Tahun 2018, Pengguna Aktif Twitter Indonesia di Atas Rata-rata Global

Pada setiap kuartal di Tahun 2018, pengguna Twitter Indonesia terus meningkat.

Dinar Surya Oktarini
cover_caption
Ilustrasi Twitter. (unsplash/Marten Bjork)

Hitekno.com - Media sosial Twitter Indonesia mencatat pertumbuhan sepanjang tahun 2018 lalu, kabar menggembirakan tersebut merupakan jumlah pengguna harian platform mikroblog tersebut naik di atas angka rata-rata global.

Dwi Ardiansah, selaku Country Industry Head Twitter Indonesia and Malaysia ''Tahun 2018 merupakan tahun terbaik Twitter di Indonesia,'' ungkapnya saat memberikan pemaparannya di Jakarta, Senin (22/4/2019).

Menurut data internal Twitter pada kuartal pertama 2018, pengguna Twitter Indonesia tumbuh 11 persen, sementara angka global hanya 10 persen. Pada kuartal kedua, pengguna Indonesia tumbuh 31 persen, sedangkan pertumbuhan global hanya 11 persen.

Kemudian pada kuartal ketiga, Twitter Indonesia mencatat pertumbuhan pengguna aktif harian sebanyak 33 persen, naik tajam dibandingkan dengan pertumbuhan global yang hanya 9 persen.

Puncaknya pada kuartal keempat 2018, rata-rata pertumbuhan pengguna Indonesia sebesar 41 persen, sedangkan pertumbuhan global tetap 9 persen.

Ilustrasi Twitter. (Pixabay/Free-Photos)
Ilustrasi Twitter. (Pixabay/Free-Photos)

 

Dilansir dari laman Suara.com, meski demikian Twitter mendapatkan keluhan dari para pengguna bahwa platform tersebut kurang nyaman digunakan karena banyak perdebatan dan pembicaraan yang tidak relevan. Temuan tersebut, menurut Dwi, bukan hanya terjadi di Indonesia melainkan secara global.

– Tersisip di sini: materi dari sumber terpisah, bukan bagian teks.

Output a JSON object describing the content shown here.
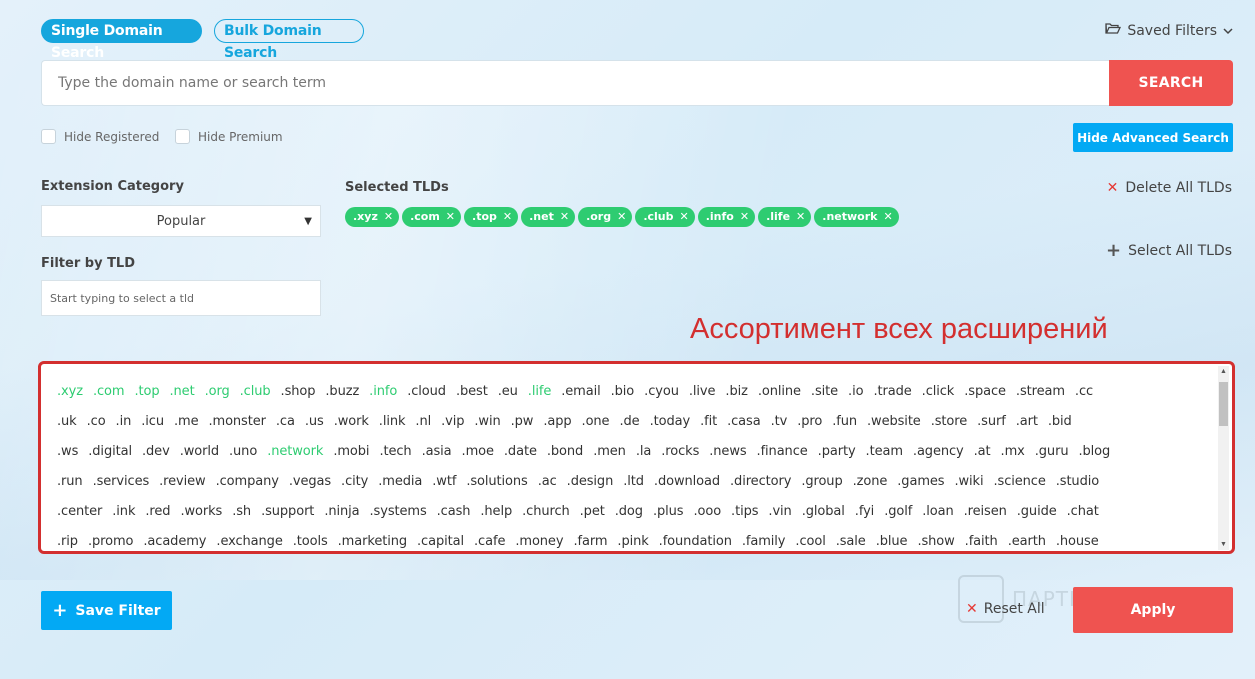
{
  "tabs": {
    "single": "Single Domain Search",
    "bulk": "Bulk Domain Search"
  },
  "saved_filters": {
    "label": "Saved Filters",
    "icon": "folder-open-icon"
  },
  "search": {
    "placeholder": "Type the domain name or search term",
    "value": "",
    "button": "SEARCH"
  },
  "filters": {
    "hide_registered": "Hide Registered",
    "hide_premium": "Hide Premium",
    "advanced_button": "Hide Advanced Search"
  },
  "extension_category": {
    "label": "Extension Category",
    "selected": "Popular"
  },
  "filter_by_tld": {
    "label": "Filter by TLD",
    "placeholder": "Start typing to select a tld"
  },
  "selected_tlds": {
    "label": "Selected TLDs",
    "items": [
      ".xyz",
      ".com",
      ".top",
      ".net",
      ".org",
      ".club",
      ".info",
      ".life",
      ".network"
    ]
  },
  "delete_all": "Delete All TLDs",
  "select_all": "Select All TLDs",
  "annotation": "Ассортимент всех расширений",
  "tld_rows": [
    [
      ".xyz",
      ".com",
      ".top",
      ".net",
      ".org",
      ".club",
      ".shop",
      ".buzz",
      ".info",
      ".cloud",
      ".best",
      ".eu",
      ".life",
      ".email",
      ".bio",
      ".cyou",
      ".live",
      ".biz",
      ".online",
      ".site",
      ".io",
      ".trade",
      ".click",
      ".space",
      ".stream",
      ".cc"
    ],
    [
      ".uk",
      ".co",
      ".in",
      ".icu",
      ".me",
      ".monster",
      ".ca",
      ".us",
      ".work",
      ".link",
      ".nl",
      ".vip",
      ".win",
      ".pw",
      ".app",
      ".one",
      ".de",
      ".today",
      ".fit",
      ".casa",
      ".tv",
      ".pro",
      ".fun",
      ".website",
      ".store",
      ".surf",
      ".art",
      ".bid"
    ],
    [
      ".ws",
      ".digital",
      ".dev",
      ".world",
      ".uno",
      ".network",
      ".mobi",
      ".tech",
      ".asia",
      ".moe",
      ".date",
      ".bond",
      ".men",
      ".la",
      ".rocks",
      ".news",
      ".finance",
      ".party",
      ".team",
      ".agency",
      ".at",
      ".mx",
      ".guru",
      ".blog"
    ],
    [
      ".run",
      ".services",
      ".review",
      ".company",
      ".vegas",
      ".city",
      ".media",
      ".wtf",
      ".solutions",
      ".ac",
      ".design",
      ".ltd",
      ".download",
      ".directory",
      ".group",
      ".zone",
      ".games",
      ".wiki",
      ".science",
      ".studio"
    ],
    [
      ".center",
      ".ink",
      ".red",
      ".works",
      ".sh",
      ".support",
      ".ninja",
      ".systems",
      ".cash",
      ".help",
      ".church",
      ".pet",
      ".dog",
      ".plus",
      ".ooo",
      ".tips",
      ".vin",
      ".global",
      ".fyi",
      ".golf",
      ".loan",
      ".reisen",
      ".guide",
      ".chat"
    ],
    [
      ".rip",
      ".promo",
      ".academy",
      ".exchange",
      ".tools",
      ".marketing",
      ".capital",
      ".cafe",
      ".money",
      ".farm",
      ".pink",
      ".foundation",
      ".family",
      ".cool",
      ".sale",
      ".blue",
      ".show",
      ".faith",
      ".earth",
      ".house"
    ]
  ],
  "save_filter": "Save Filter",
  "reset_all": "Reset All",
  "apply": "Apply",
  "watermark": "ПАРТНЕРКИН",
  "colors": {
    "accent_blue": "#03a9f4",
    "accent_red": "#ef5350",
    "tld_selected": "#2ecc71",
    "annotation_red": "#d32f2f"
  }
}
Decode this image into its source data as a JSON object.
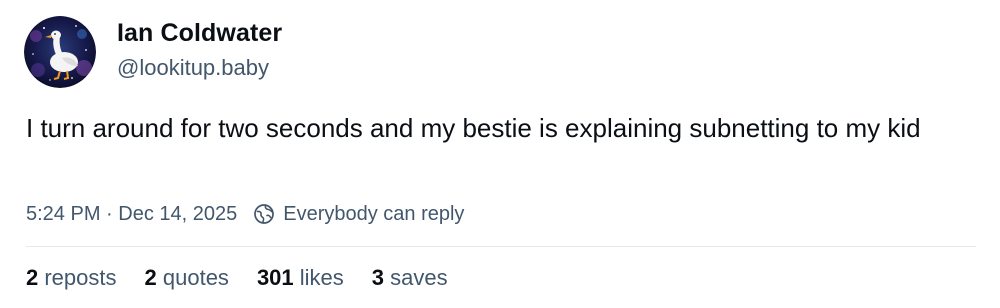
{
  "author": {
    "display_name": "Ian Coldwater",
    "handle": "@lookitup.baby",
    "avatar_icon": "goose-avatar-icon"
  },
  "post": {
    "text": "I turn around for two seconds and my bestie is explaining subnetting to my kid"
  },
  "meta": {
    "timestamp": "5:24 PM · Dec 14, 2025",
    "reply_setting": "Everybody can reply",
    "reply_icon": "globe-icon"
  },
  "stats": {
    "reposts_count": "2",
    "reposts_label": "reposts",
    "quotes_count": "2",
    "quotes_label": "quotes",
    "likes_count": "301",
    "likes_label": "likes",
    "saves_count": "3",
    "saves_label": "saves"
  },
  "colors": {
    "text_primary": "#0b0f14",
    "text_secondary": "#42576c",
    "divider": "#e5e9ee",
    "avatar_bg": "#0e0c2e"
  }
}
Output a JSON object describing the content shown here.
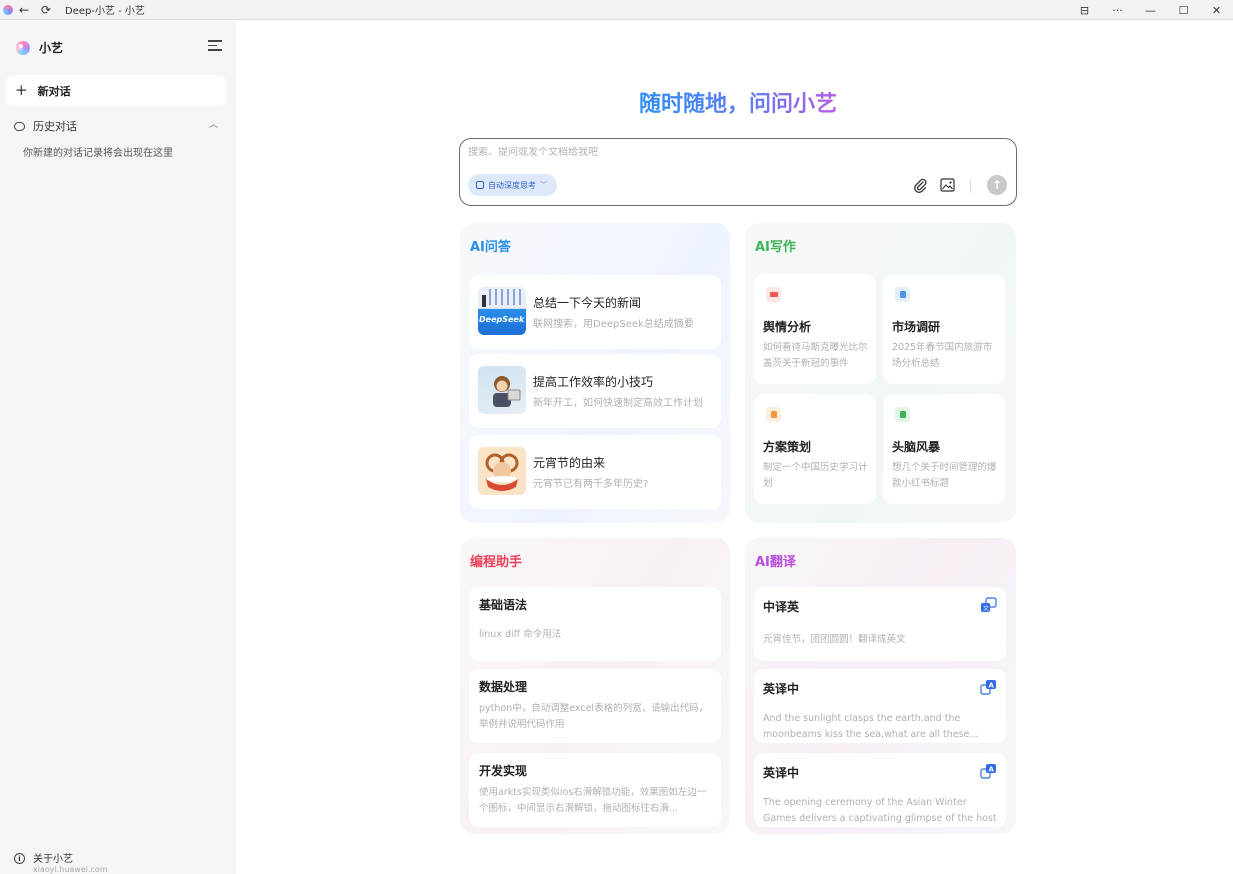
{
  "window": {
    "title": "Deep-小艺 - 小艺",
    "controls": [
      "⊟",
      "···",
      "—",
      "☐",
      "✕"
    ]
  },
  "sidebar": {
    "brand": "小艺",
    "new_chat": "新对话",
    "history": "历史对话",
    "history_empty": "你新建的对话记录将会出现在这里",
    "about": "关于小艺",
    "about_url": "xiaoyi.huawei.com"
  },
  "main": {
    "headline": "随时随地，问问小艺",
    "search": {
      "placeholder": "搜索、提问或发个文档给我吧",
      "chip": "自动深度思考"
    }
  },
  "panels": {
    "qa": {
      "title": "AI问答",
      "color": "#2a8ee8",
      "items": [
        {
          "title": "总结一下今天的新闻",
          "desc": "联网搜索，用DeepSeek总结成摘要",
          "thumb_text": "DeepSeek"
        },
        {
          "title": "提高工作效率的小技巧",
          "desc": "新年开工，如何快速制定高效工作计划"
        },
        {
          "title": "元宵节的由来",
          "desc": "元宵节已有两千多年历史?"
        }
      ]
    },
    "writing": {
      "title": "AI写作",
      "color": "#3bb558",
      "items": [
        {
          "title": "舆情分析",
          "desc": "如何看待马斯克曝光比尔盖茨关于新冠的事件",
          "icon_color": "#f0564f"
        },
        {
          "title": "市场调研",
          "desc": "2025年春节国内旅游市场分析总结",
          "icon_color": "#4a97e8"
        },
        {
          "title": "方案策划",
          "desc": "制定一个中国历史学习计划",
          "icon_color": "#f29a38"
        },
        {
          "title": "头脑风暴",
          "desc": "想几个关于时间管理的爆款小红书标题",
          "icon_color": "#3bb558"
        }
      ]
    },
    "coding": {
      "title": "编程助手",
      "color": "#e8405a",
      "items": [
        {
          "title": "基础语法",
          "desc": "linux diff 命令用法"
        },
        {
          "title": "数据处理",
          "desc": "python中，自动调整excel表格的列宽，请输出代码，举例并说明代码作用"
        },
        {
          "title": "开发实现",
          "desc": "使用arkts实现类似ios右滑解锁功能，效果图如左边一个图标，中间显示右滑解锁，拖动图标往右滑..."
        }
      ]
    },
    "translation": {
      "title": "AI翻译",
      "color": "#b94fdc",
      "items": [
        {
          "title": "中译英",
          "desc": "元宵佳节，团团圆圆！翻译成英文"
        },
        {
          "title": "英译中",
          "desc": "And the sunlight clasps the earth,and the moonbeams kiss the sea,what are all these..."
        },
        {
          "title": "英译中",
          "desc": "The opening ceremony of the Asian Winter Games delivers a captivating glimpse of the host city's..."
        }
      ]
    }
  }
}
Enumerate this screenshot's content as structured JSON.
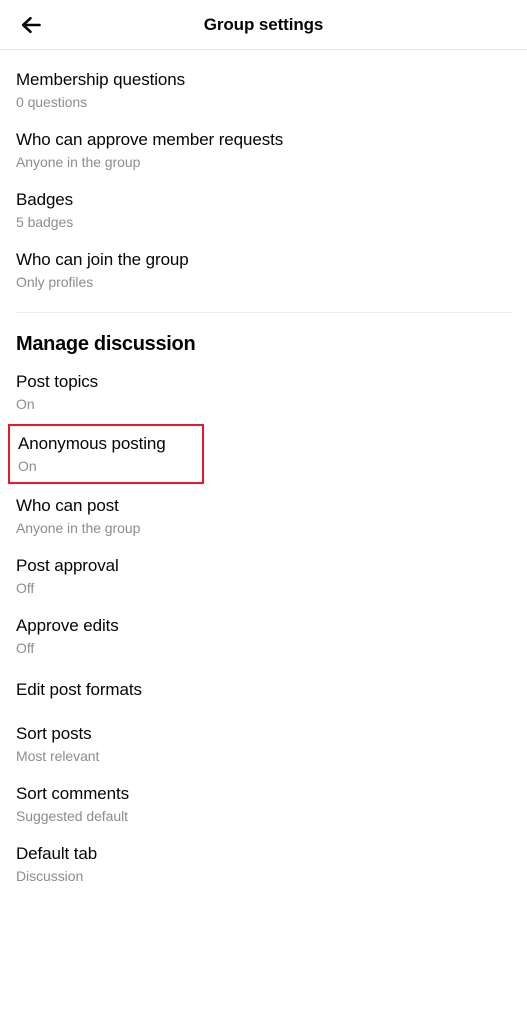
{
  "header": {
    "back_icon": "arrow-left-icon",
    "title": "Group settings"
  },
  "sections": [
    {
      "heading": null,
      "items": [
        {
          "title": "Membership questions",
          "subtitle": "0 questions",
          "highlighted": false
        },
        {
          "title": "Who can approve member requests",
          "subtitle": "Anyone in the group",
          "highlighted": false
        },
        {
          "title": "Badges",
          "subtitle": "5 badges",
          "highlighted": false
        },
        {
          "title": "Who can join the group",
          "subtitle": "Only profiles",
          "highlighted": false
        }
      ]
    },
    {
      "heading": "Manage discussion",
      "items": [
        {
          "title": "Post topics",
          "subtitle": "On",
          "highlighted": false
        },
        {
          "title": "Anonymous posting",
          "subtitle": "On",
          "highlighted": true
        },
        {
          "title": "Who can post",
          "subtitle": "Anyone in the group",
          "highlighted": false
        },
        {
          "title": "Post approval",
          "subtitle": "Off",
          "highlighted": false
        },
        {
          "title": "Approve edits",
          "subtitle": "Off",
          "highlighted": false
        },
        {
          "title": "Edit post formats",
          "subtitle": null,
          "highlighted": false
        },
        {
          "title": "Sort posts",
          "subtitle": "Most relevant",
          "highlighted": false
        },
        {
          "title": "Sort comments",
          "subtitle": "Suggested default",
          "highlighted": false
        },
        {
          "title": "Default tab",
          "subtitle": "Discussion",
          "highlighted": false
        }
      ]
    }
  ],
  "colors": {
    "text_primary": "#050505",
    "text_secondary": "#8a8d91",
    "divider": "#e9eaec",
    "highlight_border": "#e8192c",
    "background": "#ffffff"
  }
}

"Perhatian kami ke kualitas konten pada 2018. Kami bekerja sama dengan penerbit berita terpercaya dan memastikan mereka bisa mendistribusikan konten secara tepat ke pengguna," kata Dwi.

Tidak hanya memperbaiki kualitas konten, Twitter juga berusaha menjangkau pengguna di luar kota-kota besar dengan menghadirkan aplikasi ringan Twitter Lite, yang ditujukan untuk para pengguna ponsel kelas menengah ke bawah dan koneksi Internet yang lambat.

"Kami fokus ke produk," kata Dwi menambahkan.